Una vez más, la banalización del Holocausto domina la agenda mediática en España, aunque sea un par de días. Entre los casos más recientes de los últimos años recordamos el de Llamazares, cuando se negó a acudir al acto de recuerdo de las víctimas del Holocausto en 2003; o el de Nacho Vigalondo, que se hizo el gracioso diciendo que el Holocausto era "un montaje". Ahora es el ya concejal de Cultura del Ayuntamiento de Madrid, Guillermo Zapata, quien se dedicó en 2011, en aparente implicación en el debate sobre los límites del humor a raíz de las bromas de Vigalondo, a hacer chistes sobre la Shoá, Marta del Castillo e Irene Villa. En su disculpa, Zapata viene a decir que el uso de Twitter descontextualiza el mensaje. A veces, el mensaje es el medio, y prestarse a debatir sobre la mofa de un tema tan profundo e importante en el imaginario colectivo europeo en un foro como Twitter demuestra, cuanto menos, que el cargo le viene grande, muy grande.
Es cierto que al único que no le salió gratis reírse del mayor crimen de la historia de la Humanidad fue a Vigalondo –para que luego digan que las empresas no tienen sentido de la ética–. En toda Europa –no digamos ya en EEUU–, lo que hizo Llamazares y los tuits que Zapata publicó en su día, hermanos ideológicos sobre todo en eso de la protesta selectiva –a ver si se atreven con algo de Siria, o de Daesh–, supondría la muerte política de ambos. Porque en el Viejo Continente, en países como Alemania, Polonia, Austria u Holanda, saben que lo que pasó hace 70 años –anteayer en términos históricos– no es carne de bromas ni banalizaciones. Al menos no para los representantes públicos, que entre otras misiones tienen la de evitar que algo así vuelva a suceder.
Los representantes políticos de cualquier país serio saben, además, que el Holocausto no fue un problema, o patrimonio exclusivo, de los judíos. El Holocausto fue, y es, un problema humano: no sólo seis millones de judíos, ajenos al conflicto armado, fueron exterminados; también un millón de gitanos, homosexuales y disidentes políticos fueron víctimas de los designios de un movimiento que hizo de la eliminación física del diferente objetivo político. Elie Wiesel lo definió claramente: "En el Holocausto (...) no sólo murieron judíos, también murió la condición humana".

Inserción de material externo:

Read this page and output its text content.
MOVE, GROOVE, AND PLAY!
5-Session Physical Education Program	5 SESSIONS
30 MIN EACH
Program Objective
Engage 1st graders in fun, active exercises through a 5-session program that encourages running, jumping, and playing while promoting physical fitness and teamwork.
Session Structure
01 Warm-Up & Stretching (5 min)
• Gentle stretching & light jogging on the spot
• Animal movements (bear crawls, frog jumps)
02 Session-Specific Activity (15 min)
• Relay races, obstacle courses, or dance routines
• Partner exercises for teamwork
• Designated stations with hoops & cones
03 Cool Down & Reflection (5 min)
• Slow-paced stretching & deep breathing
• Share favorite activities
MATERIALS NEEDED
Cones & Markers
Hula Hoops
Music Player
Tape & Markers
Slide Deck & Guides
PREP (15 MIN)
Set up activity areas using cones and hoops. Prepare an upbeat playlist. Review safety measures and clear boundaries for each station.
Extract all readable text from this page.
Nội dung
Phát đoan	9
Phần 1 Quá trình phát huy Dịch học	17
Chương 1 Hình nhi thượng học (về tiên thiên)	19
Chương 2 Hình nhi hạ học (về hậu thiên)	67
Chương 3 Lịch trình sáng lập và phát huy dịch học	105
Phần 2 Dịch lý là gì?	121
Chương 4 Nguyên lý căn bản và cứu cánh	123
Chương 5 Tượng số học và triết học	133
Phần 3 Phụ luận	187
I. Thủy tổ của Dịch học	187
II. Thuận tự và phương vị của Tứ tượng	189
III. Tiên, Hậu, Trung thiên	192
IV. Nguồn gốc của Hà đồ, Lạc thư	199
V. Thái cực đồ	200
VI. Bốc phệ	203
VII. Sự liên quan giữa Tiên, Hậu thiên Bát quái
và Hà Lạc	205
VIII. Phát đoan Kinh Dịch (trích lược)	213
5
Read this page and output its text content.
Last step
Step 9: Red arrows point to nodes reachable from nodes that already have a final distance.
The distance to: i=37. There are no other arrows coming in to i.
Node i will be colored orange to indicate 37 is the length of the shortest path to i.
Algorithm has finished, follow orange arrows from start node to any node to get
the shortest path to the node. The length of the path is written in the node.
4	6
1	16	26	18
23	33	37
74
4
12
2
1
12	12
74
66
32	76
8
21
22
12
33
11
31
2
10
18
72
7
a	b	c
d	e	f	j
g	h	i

Zapata puede decir en su casa, o de cervezas con sus amigos, lo que quiera. Sin embargo, ahora le pagamos todos, nos representa –nos guste o no– y se va a encargar de algo tan importante como la Cultura de la capital de nuestro país. En la definición de cultura de Goudenough (aquello que realmente necesitamos saber o creer en una determinada sociedad de manera que podamos proceder de una forma que sea aceptable para los miembros de esa sociedad), es inaceptable. Al decir de la concejala socialista María del Mar Espinar, no es aceptable debatir sobre la cultura del odio, porque el odio no es cultura.
En definitiva, los tuits de Zapata, que tampoco se olvida de mofarse de Marta del Castillo o de Irene Villa, dan asco, como dice Antonio Muñoz Molina. Y miedo. El debate no reside, pues, en perdonarle a Zapata sus tuits; la cuestión de fondo es, también, la valía del sujeto para el cargo: alguien que, según su disculpa, sólo quería entrar en el debate sobre los límites del humor en referencia al Holocausto no es apto para ser concejal de Cultura de un país europeo.
Guillermo, vete a casa a seguir tuiteando.